Important Terms & Concepts:
- Peer-to-Peer Lending (aka P2P, Crowdlending): the practice of lending money to individuals or businesses through online services that match lenders with borrowers. Because of their online-only nature and low overhead, generally, lenders can earn higher returns compared to savings and investment products offered by banks, while borrowers can borrow money at lower interest rates.
- Artificial Neural Network: a computational learning system that uses a network of functions to understand and translate a data input of one form into a desired output, usually in another form. Inspired by the way neurons of the human brain function together to understand inputs from human senses. Learn More Here
- Random Forest Model: an ensemble learning method for classification, regression and other tasks that operates by constructing a multitude of decision trees at training time and outputting the class that is the mode of the classes or mean prediction of the individual trees. Learn More Here
- Probability of Default: an estimate of the likelihood that a borrower will be unable to meet its debt obligations. Learn More Here
- Annualized Return: returns over a period scaled down to a 12-month period. Formula: AR = (xTP / xLA) ^ (365/D) - 1, where xLA is the loan amount, xTP is total payment made by the borrower, and D is the number of days between loan funding and date of last payment. Learn More Here
Understanding the Data:
Shrop Ratio:
- Formula: Shrop Ratio = ( Portfolio Returns - Risk-Free Rate ) / Portfolio Dollar Weighted Average Probability of Default
- Similar to the more popular Sharpe Ratio, the Shrop Ratio instead uses the highly accurate Probability of Default Neural Network model to quantify portfolio risk in the denominator rather than the Sharpe Ratio's typical method of using the standard deviation of historical portfolio returns to quantify volatility. This figure is simply used to compare loans side-by-side on a risk-adjusted return basis, under the assumption that my Probability of Default Neural Network is more indicative of risk than historical standard deviation could possibly be. The higher the Shrop Ratio number, the better the investment according to my process and models.
Personal Implementation
Next Steps Upon Downloading the Recommendation CSV:
- Use Loan IDs in the downloaded CSV to guide your investments on LendingClub.com!
- Click Path: Click Here > Login (or Create Account) > Invest > Manual Investing > More Filters > Filter by Loan ID > Add $
Optimal Diversification:
- There are often less than 100 available investments at any given time on LendingClub.com, though an optimized loan portfolio should contain at least 100 different loans to adequately reduce lack of diversification risk
- From LendingClub: Accounts with fewer than 100 total Notes have been much more likely to see negative returns
Future App Work - User Stories
- As a user, I want to know if the app recommendations will make me more money than the off-the-shelf LendingClub/Prosper recommendations.

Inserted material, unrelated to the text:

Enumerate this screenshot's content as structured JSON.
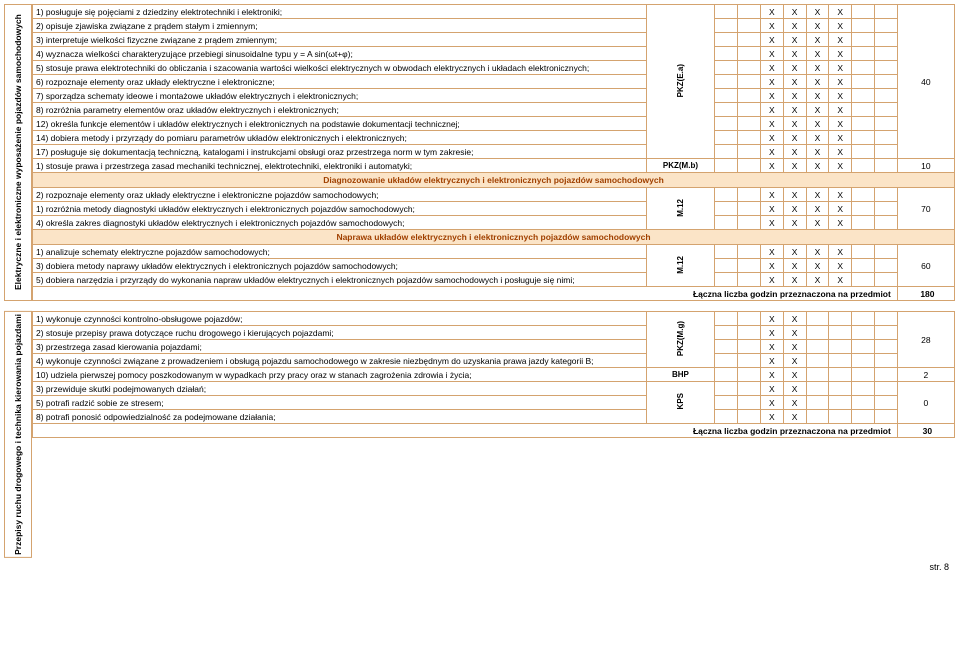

- As a user, I want all new listings to be featured in the recommendation set so that my investment decision is based on recent updates.
- As a user, I want to be able to filter by loan purpose so that I can curate a mission-driven loan set.
- As a user, I want to visually see how the each set (1. filtered out set, 2. filtered in set, 3. recommendation set, 4. all listed loans) is diversified across loan purposes, LC/Prosper Risk Grades, Payment Period End Dates, Weighted Average Time Elapsed/Time Left, Weighted Average Probability of Loan Default, Credit Scores, Occupations, Interest Rates, Weighted Average/Effective Interest Rate.
- As a power user/data scientist/developer, I want see a python code output that I can use to execute my own orders based off of the recommendation set to reduce manual allocation time.
- As a user, I want to compare how the LendingClub/Prosper Marketplace quotes interest rates over time vs. the federal funds rates over time to see how they correlate and how P2P lending depends on the central bank/greater economy.